How much do you have saved in your 401(k)? If you max out your 401(k) contribution every year since you started working, you would have a good size retirement portfolio by now. However, if you are like the average worker, your retirement account balance is woefully low. Fidelity Investment analyzed nearly one million investors’ retirement accounts and here is the result.
This study combines the IRA and 401(k). The average balance is $225,600 as of Dec. 31, 2012. The result looks A LOT better than their last study which looked at just the 401(k) balance. The average 401(k) balance is much lower at $77,300. This makes sense because a lot of people roll over their 401(k) accounts to an IRA when they change job. You could also contribute to both the 401(k) and Roth IRA if you qualify.
This actually looks a lot better than I thought. The average balance of the 65-69 yr old bracket is nearly $400,000. That’s not bad especially if you have social security benefit and a little pension. It is still a little low because retirement can last 30 years or more these days. If you withdraw 4% from $400,000, then that’s only $16,000/year or $1,333/month.

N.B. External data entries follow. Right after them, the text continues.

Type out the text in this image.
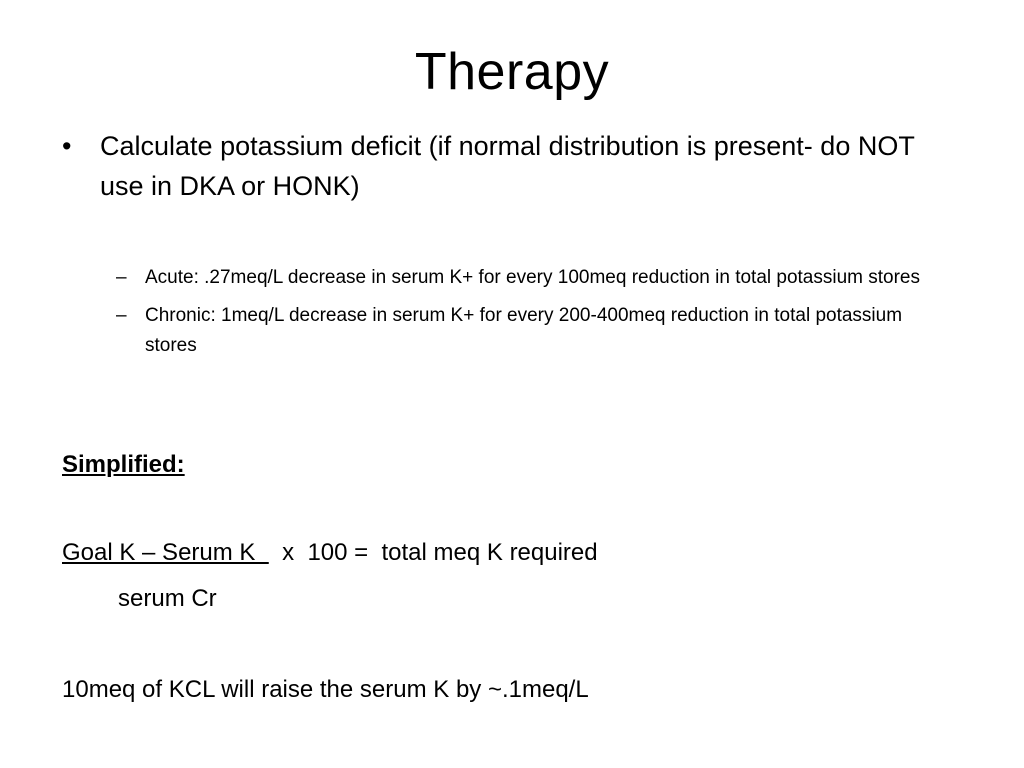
Therapy
•	Calculate potassium deficit (if normal distribution is present- do NOT use in DKA or HONK)
– Acute: .27meq/L decrease in serum K+ for every 100meq reduction in total potassium stores
– Chronic: 1meq/L decrease in serum K+ for every 200-400meq reduction in total potassium stores
Simplified:
Goal K – Serum K    x  100 =  total meq K required
serum Cr
10meq of KCL will raise the serum K by ~.1meq/L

On the table, you can also see how much people contribute to their retirement accounts by age. Younger folks do not contribute much, but that’s natural because they don’t have as much income. This made me curious and I thought I’d figure out how much someone would have if they maxed out their 401(k) contribution as soon as they started working.
Maxed out every year
Note: I have our worker contribute the max contribution divided by 12 on the first of every month. The investment is VFINX, the Vanguard S&P 500 index fund. I used VFINX’s price on 1/2/13 to figure out the 401k total (red line below.)
Here is how to read this graph. Figure out how many years you have been working. If you started working in 2002, then that’s 10 years you could have maxed out your 401k (from 2002 to 2012.) If you contributed the max every year, then you should have around $207,287 in your 401k account by now.
Where are you?
Here is the full table. Figure out how many years you worked and see if you have at least that much in your retirement account.
It’s clear that by maxing out your 401k, you’ll be much better off than the average Fidelity investor. I didn’t even add any company matching to this. With company matching, your 401(k) balance should be quite a bit higher than my table here. You can also invest in your Roth IRA and the combined account should be in even better shape.
You can also see the magic of time on this table. If you maxed out $7,313 in 1988, it would have turned into $67,101 today ($727,518 – $660,417.)
Here is the same graph with Fidelity’s data added.
Of course, every 401(k) plan is different. Your retirement plan might not have very good investments or your fees might take a big bite out of your total return. I still think it’s worth contributing the maximum to your 401(k) every year. The contribution is auto deducted so you don’t even miss it.
I maxed out my 401(k) contribution a few years after I started working. My IRA is inline with this table though so I guess my 401(k) plan wasn’t too shabby. How does your retirement account compare to this table? Are you ahead or behind?